ZPO § 485 Abs. 2
Leitsatz
Ein rechtliches Interesse an einer vorprozessualen Klärung der haftungsrechtlich maßgeblichen Gründe für einen Gesundheitsschaden durch einen Sachverständigen kann im selbstständigen Beweisverfahren auch dann gegeben sein, wenn zwar die Feststellung der Vermeidung eines Rechtsstreits dienen kann, jedoch für eine ab-schließende Klärung weitere Aufklärungen erforderlich erscheinen.
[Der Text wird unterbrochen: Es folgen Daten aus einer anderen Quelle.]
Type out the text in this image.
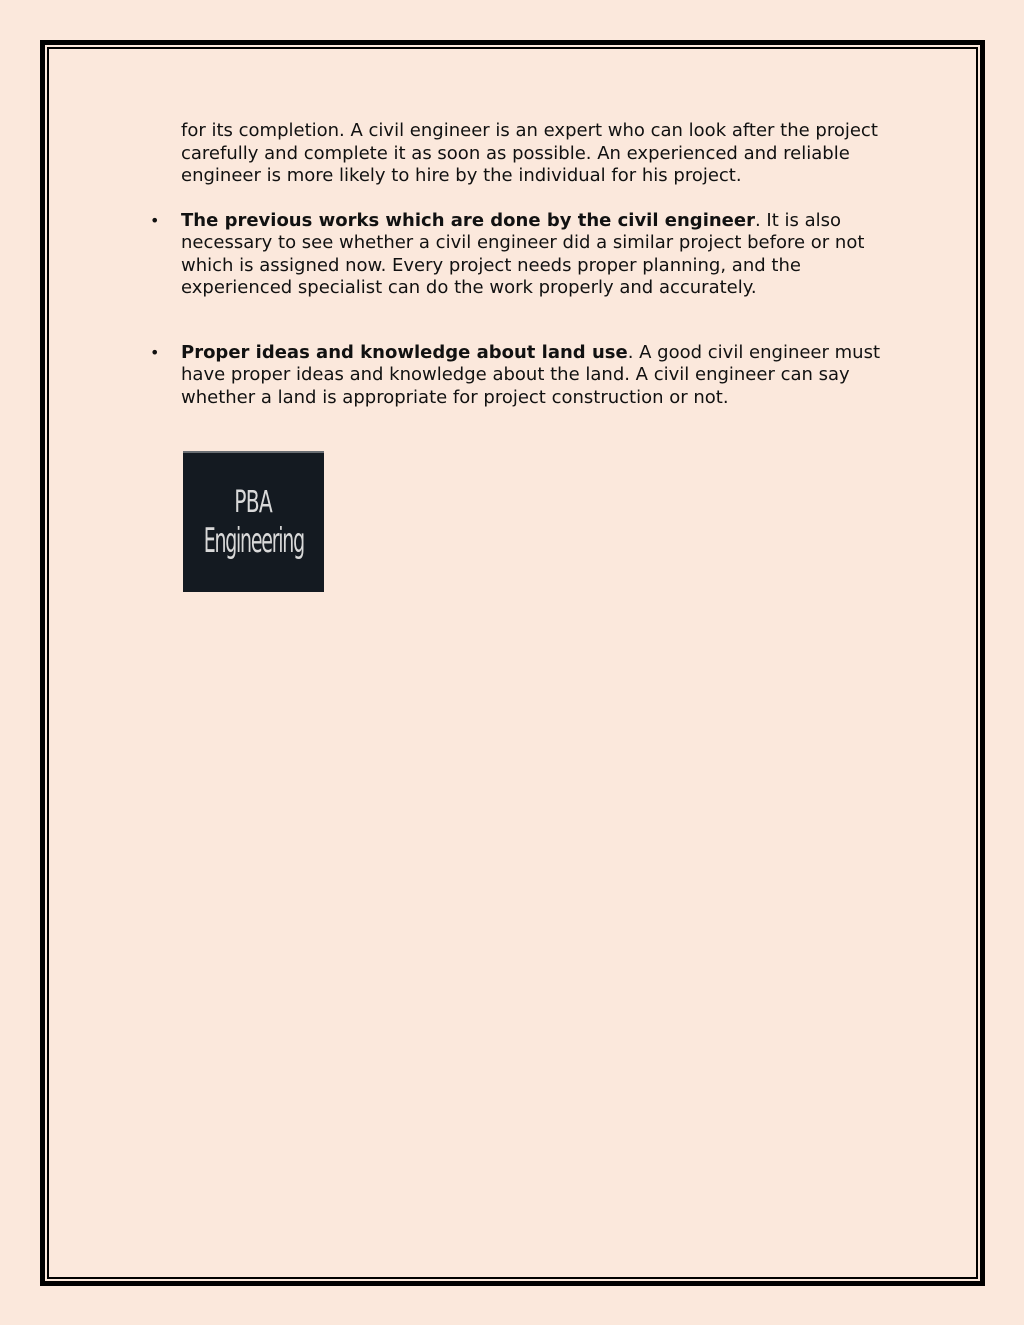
for its completion. A civil engineer is an expert who can look after the project carefully and complete it as soon as possible. An experienced and reliable engineer is more likely to hire by the individual for his project.

• The previous works which are done by the civil engineer. It is also necessary to see whether a civil engineer did a similar project before or not which is assigned now. Every project needs proper planning, and the experienced specialist can do the work properly and accurately.

• Proper ideas and knowledge about land use. A good civil engineer must have proper ideas and knowledge about the land. A civil engineer can say whether a land is appropriate for project construction or not.

PBA
Engineering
BGH, Beschl. v. 24.9.2013 – VI ZB 12/13
Sachverhalt
Der ASt. begehrt im selbstständigen Beweisverfahren die Begutachtung eines Eingriffs der AG, in deren Klinikum nach dem Legen einer Sonde zur künstlichen Ernährung und Beatmung es zu einer Magenperforation gekommen war. Er beantragte die Einholung eines schriftlichen Sachverständigengutachtens zu den Fragen, ob die Verlegung einer Sonde in den Körper des ASt. medizinisch indiziert war, ob die Verlegung der Sonde objektiv fehlerhaft erfolgt ist und durch einen Behandlungsfehler der AG verursacht worden ist, ob eine unzureichende Verlaufsbeobachtung erfolgt war, das nicht erkannt worden sei, dass die Sonde im Bauchraum des ASt. lag und nicht im Magen. Weiterhin begehrt der ASt. für den Fall der Bejahung der vorangegangenen Fragen die Feststellung, ob die Beschäftigten der AG in einer Art und Weise gegen ärztliche Behandlungsregeln verstoßen haben, die aus objektiver Sicht nicht mehr verständlich erscheinen und dem Arzt schlechterdings nicht unterlaufen dürfen.
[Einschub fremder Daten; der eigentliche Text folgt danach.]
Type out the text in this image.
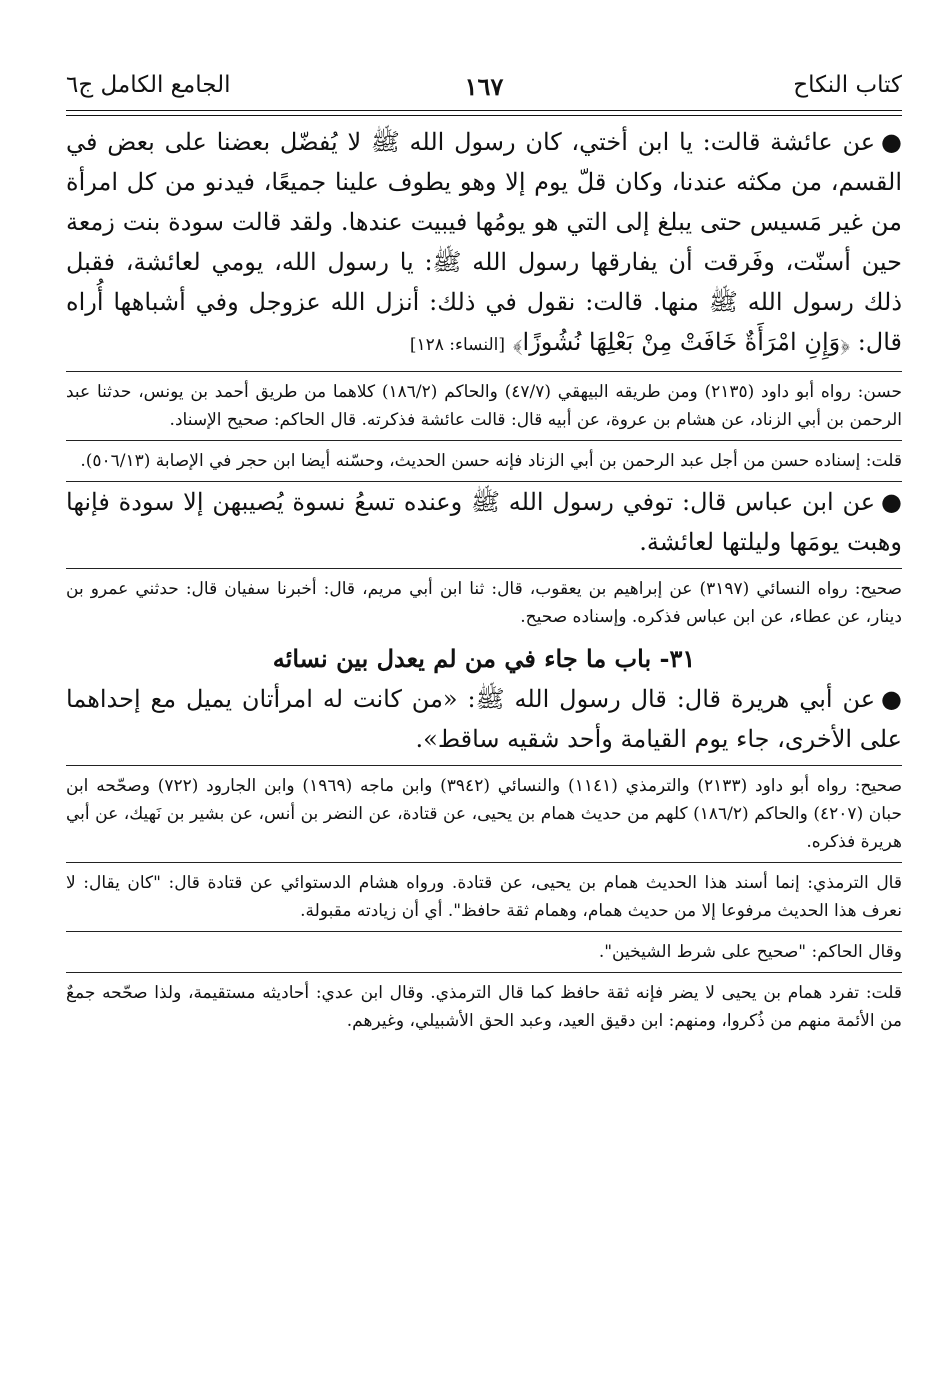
كتاب النكاح
١٦٧
الجامع الكامل ج٦

●عن عائشة قالت: يا ابن أختي، كان رسول الله ﷺ لا يُفضّل بعضنا على بعض في القسم، من مكثه عندنا، وكان قلّ يوم إلا وهو يطوف علينا جميعًا، فيدنو من كل امرأة من غير مَسيس حتى يبلغ إلى التي هو يومُها فيبيت عندها. ولقد قالت سودة بنت زمعة حين أسنّت، وفَرقت أن يفارقها رسول الله ﷺ: يا رسول الله، يومي لعائشة، فقبل ذلك رسول الله ﷺ منها. قالت: نقول في ذلك: أنزل الله عزوجل وفي أشباهها أُراه قال: ﴿وَإِنِ امْرَأَةٌ خَافَتْ مِنْ بَعْلِهَا نُشُوزًا﴾ [النساء: ١٢٨]

حسن: رواه أبو داود (٢١٣٥) ومن طريقه البيهقي (٤٧/٧) والحاكم (١٨٦/٢) كلاهما من طريق أحمد بن يونس، حدثنا عبد الرحمن بن أبي الزناد، عن هشام بن عروة، عن أبيه قال: قالت عائشة فذكرته. قال الحاكم: صحيح الإسناد.

قلت: إسناده حسن من أجل عبد الرحمن بن أبي الزناد فإنه حسن الحديث، وحسّنه أيضا ابن حجر في الإصابة (٥٠٦/١٣).

●عن ابن عباس قال: توفي رسول الله ﷺ وعنده تسعُ نسوة يُصيبهن إلا سودة فإنها وهبت يومَها وليلتها لعائشة.

صحيح: رواه النسائي (٣١٩٧) عن إبراهيم بن يعقوب، قال: ثنا ابن أبي مريم، قال: أخبرنا سفيان قال: حدثني عمرو بن دينار، عن عطاء، عن ابن عباس فذكره. وإسناده صحيح.

٣١- باب ما جاء في من لم يعدل بين نسائه

●عن أبي هريرة قال: قال رسول الله ﷺ: «من كانت له امرأتان يميل مع إحداهما على الأخرى، جاء يوم القيامة وأحد شقيه ساقط».

صحيح: رواه أبو داود (٢١٣٣) والترمذي (١١٤١) والنسائي (٣٩٤٢) وابن ماجه (١٩٦٩) وابن الجارود (٧٢٢) وصحّحه ابن حبان (٤٢٠٧) والحاكم (١٨٦/٢) كلهم من حديث همام بن يحيى، عن قتادة، عن النضر بن أنس، عن بشير بن نَهيك، عن أبي هريرة فذكره.

قال الترمذي: إنما أسند هذا الحديث همام بن يحيى، عن قتادة. ورواه هشام الدستوائي عن قتادة قال: "كان يقال: لا نعرف هذا الحديث مرفوعا إلا من حديث همام، وهمام ثقة حافظ". أي أن زيادته مقبولة.

وقال الحاكم: "صحيح على شرط الشيخين".

قلت: تفرد همام بن يحيى لا يضر فإنه ثقة حافظ كما قال الترمذي. وقال ابن عدي: أحاديثه مستقيمة، ولذا صحّحه جمعٌ من الأئمة منهم من ذُكروا، ومنهم: ابن دقيق العيد، وعبد الحق الأشبيلي، وغيرهم.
Das OLG hat die gegen die Zurückweisung des Antrags durch das LG gerichtete Beschwerde zurückgewiesen. Die von dem OLG zugelassene Rechtsbeschwerde, die der ASt. eingelegt hat, hatte Erfolg.
2 Aus den Gründen:
[18] "… Die Rechtsbeschwerde beanstandet mit Erfolg, dass das Beschwerdegericht den Antrag zurückgewiesen hat, weil in Arzthaftungssachen grds. ein rechtliches Interesse i.S.d. § 485 Abs. 2 ZPO an einer vorprozessualen Beweissicherung hinsichtlich der Feststellung eines Behandlungsfehlers nicht bestehe. Ein rechtliches Interesse ist bereits dann nach § 485 Abs. 2 S. 2 ZPO anzunehmen, wenn die Feststellung der Vermeidung eines Rechtsstreits dienen kann, auch wenn möglicherweise eine abschließende Klärung durch das einzuholende Sachverständigengutachten nicht möglich ist und weitere Aufklärungen erforderlich erscheinen (Senatsbeschl. v. 21.1.2003 – VI ZB 51/02, BGHZ 153, 302 ff.). Diese Voraussetzung liegt hier vor."
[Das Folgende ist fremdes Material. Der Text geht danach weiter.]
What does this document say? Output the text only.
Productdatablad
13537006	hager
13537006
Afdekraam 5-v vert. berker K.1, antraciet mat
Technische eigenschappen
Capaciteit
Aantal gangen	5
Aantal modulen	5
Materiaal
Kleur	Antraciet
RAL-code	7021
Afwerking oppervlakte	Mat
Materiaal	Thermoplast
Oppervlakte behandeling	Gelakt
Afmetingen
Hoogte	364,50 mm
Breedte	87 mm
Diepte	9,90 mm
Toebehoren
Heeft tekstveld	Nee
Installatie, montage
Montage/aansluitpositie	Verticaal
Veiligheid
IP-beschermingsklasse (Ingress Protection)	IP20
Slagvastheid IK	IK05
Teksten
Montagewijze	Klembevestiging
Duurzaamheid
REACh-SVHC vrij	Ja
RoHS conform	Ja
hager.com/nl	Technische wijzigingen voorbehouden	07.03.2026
[19] a) Allerdings hat das BG zutreffend ein rechtliches Interesse des ASt. nicht schon deshalb verneint, weil die AG in ihrer Erwiderung auf die Antragsschrift bereits angekündigt hat, sie werde unabhängig vom Ergebnis der Begutachtung in einem Beweisverfahren ihre Einstandspflicht in keinem Fall anerkennen. Ungeachtet dessen bleibt das rechtliche Interesse bestehen, wenn die Voraussetzungen des § 485 Abs. 2 S. 2 ZPO im Übrigen vorliegen. Dass die Behandlungsseite ihren Rechtsstandpunkt nicht ändert, ist ein Risiko, das der ASt., ebenso wie die Kostenfolge des § 96 ZPO, trägt.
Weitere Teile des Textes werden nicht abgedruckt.